Group wants to ask SCOTUS: Why can't we opt out of Medicare, keep social security?
American senior citizens who happen to want opt out of Medicare, and just want Social Security, aren't allowed by the Social Security Administration, and any Social Security received in early retirement has to be paid back.
It's not clear how many retirees have tried to opt out of the premium-free Medicare Part A, or how many want to, and it's also not clear legally why people can't. The rule was apprently written in 1993, just before the Social Security Administration (SSA) became an angency independent of the Department of Health and Human Services.
To some people who have tried to opt out and who have taken the federal government to court, the SSA has pointed to the rule as law, to be found in the “Program Operations Manual System” or POMS, a rulebook for administering Social Security. And federal courts and appeals courts have agreed with the SSA.
A group of seniors, including a board member of the Cato Institute and former Republican Representative Dick Armey, are vying for the U.S. Supreme Court’s ear, hoping the issue will be relevant in the wake of the rejection of the Affordable Care Act’s Medicaid expansion and that the case will be one of the roughly 80 out of some 10,000 the court selects.
The lawsuit argues that the SSA has no legal justification for denying one entitlement based on the choice to accept another, and moreover that the rule, apparently author-less, was not created using the required administrative rule proposal processes, with public notification and comment periods.
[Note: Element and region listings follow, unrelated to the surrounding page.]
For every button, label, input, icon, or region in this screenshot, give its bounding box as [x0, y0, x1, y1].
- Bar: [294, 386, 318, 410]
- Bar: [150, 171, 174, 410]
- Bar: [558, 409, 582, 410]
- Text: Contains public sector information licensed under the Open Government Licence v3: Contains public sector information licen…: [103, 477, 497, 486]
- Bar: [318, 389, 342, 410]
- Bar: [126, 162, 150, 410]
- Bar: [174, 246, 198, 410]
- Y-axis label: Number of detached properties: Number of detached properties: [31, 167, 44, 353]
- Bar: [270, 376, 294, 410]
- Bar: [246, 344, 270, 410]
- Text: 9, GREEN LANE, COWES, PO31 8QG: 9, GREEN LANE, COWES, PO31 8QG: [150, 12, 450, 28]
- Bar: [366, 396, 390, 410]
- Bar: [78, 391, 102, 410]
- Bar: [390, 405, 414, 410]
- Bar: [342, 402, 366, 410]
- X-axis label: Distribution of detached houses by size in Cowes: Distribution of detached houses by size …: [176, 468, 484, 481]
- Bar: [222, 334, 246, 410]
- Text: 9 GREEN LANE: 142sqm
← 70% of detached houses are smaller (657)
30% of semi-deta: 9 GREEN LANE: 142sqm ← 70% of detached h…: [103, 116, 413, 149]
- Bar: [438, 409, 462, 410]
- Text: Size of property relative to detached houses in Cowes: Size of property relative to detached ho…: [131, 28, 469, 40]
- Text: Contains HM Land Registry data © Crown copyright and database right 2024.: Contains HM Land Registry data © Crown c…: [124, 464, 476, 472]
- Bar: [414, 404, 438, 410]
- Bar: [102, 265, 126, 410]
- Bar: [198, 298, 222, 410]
The lawsuit, filed in federal court during the Bush Administration, is known as Hall v. Sebelius, after plaintiff Brian Hall, who didn’t want to change his insurance when he turned 65, saying he liked his plan and that he didn’t want the federal government or government contractors viewing his health records. A retired employee of the U.S. Department of Housing and Urban Development, Hall had a high-deductible health insurance plan that included a Health Savings Account. The SSA told him in 2008 that he’d be automatically enrolled in Medicare Part A when he turned 65. When he asked if he could opt out, he was told he'd have to forfeit his Social Security benefits and have to pay back what he received since 2006.
In court testimony, Hall said he was “determined" not to enroll, "under any circumstances,” fearing he would forced to obtain services "inferior" to what he could obtain privately. "I will further be forced to accept healthcare services provided by Medicare that are now rationed, and will, in the future, be increasingly rationed, because of budget constraints. I further believe that I will be forced to accept the undermining of my maximum privacy in my health care decisions and records.”
The lawsuit was dismissed in 2011 by federal district court judge, Rosemary Collyer, a George W. Bush appointee. “Plaintiffs are trapped in a government program intended for their benefit,” Collyer wrote. “They disagree and wish to escape. The Court can find no loophole or requirement that the Secretary provide such a pathway.”
The D.C. Circuit Court of Appeals upheld that rejection in February, led by judge Brett Kavanaugh, a former George W. Bush aide and appointee. Kavanaugh’s opinion bizarrely misinterpreted the case, the plaintiffs say. Kavanaugh wrote: "This is not your typical lawsuit against the Government. Plaintiffs here have sued because they don’t want government benefits. They seek to disclaim their legal entitlement to Medicare Part A benefits for hospitalization costs...They seek a legal declaration that Medicare Part A benefits cannot be paid on their behalf – a declaration, in other words, that they are not legally entitled to Medicare Part A benefits. But the statute simply does not provide any mechanism to achieve that objective."
The statutes don't say anything about linking the two benefits, though, the plaintiffs said. Dissenting appeals court judge Karen LeCraft Henderson, a George H.W. Bush appointee, wrote that Kavanaugh missed the obvious question — whether the coupling of the two programs was legal in the first place. Henderson also called the SSA's Program Operations Manual System "an aggravated assault on the English language."
Small government Republicans have been rankled by the fact that Bush Administration-appointed judges like Kavanaugh, selected for their anti-activist philsophies, sided with a federal government agency in this case. “A large number of conservative luminaries worked very hard, against determined leftist opposition,” to confirm Kavanaugh on the “hyper-important” D.C. appeals court, the American Spectator wrote. Kavanaugh approved “outrageously expansive assertions of national-government authority,” making Beltway conservatives “regret their efforts.”
So as the smoke settles from the fight over the individual mandate, what are the odds of the Supreme Court taking the case?
“We have a better than random chance,” said Richard Epstein, a noted libertarian and law professor at NYU and the University of Chicago, who helped file the SCOTUS petition, with the Fund for Personal Liberity. “We would regard it in some sense as a quote-un-quote moral victory if one justice on the Supreme Court dissented from the denial of cert and gave a reason why.”
Epstein, at 69, has enrolled in Medicare. “Do you think I’m willing to give up the Social Security benefits?...Am I happy about it? Well, I have the standing offer that if the government will forgive me of future payments to both programs, I will forgive all future benefits.”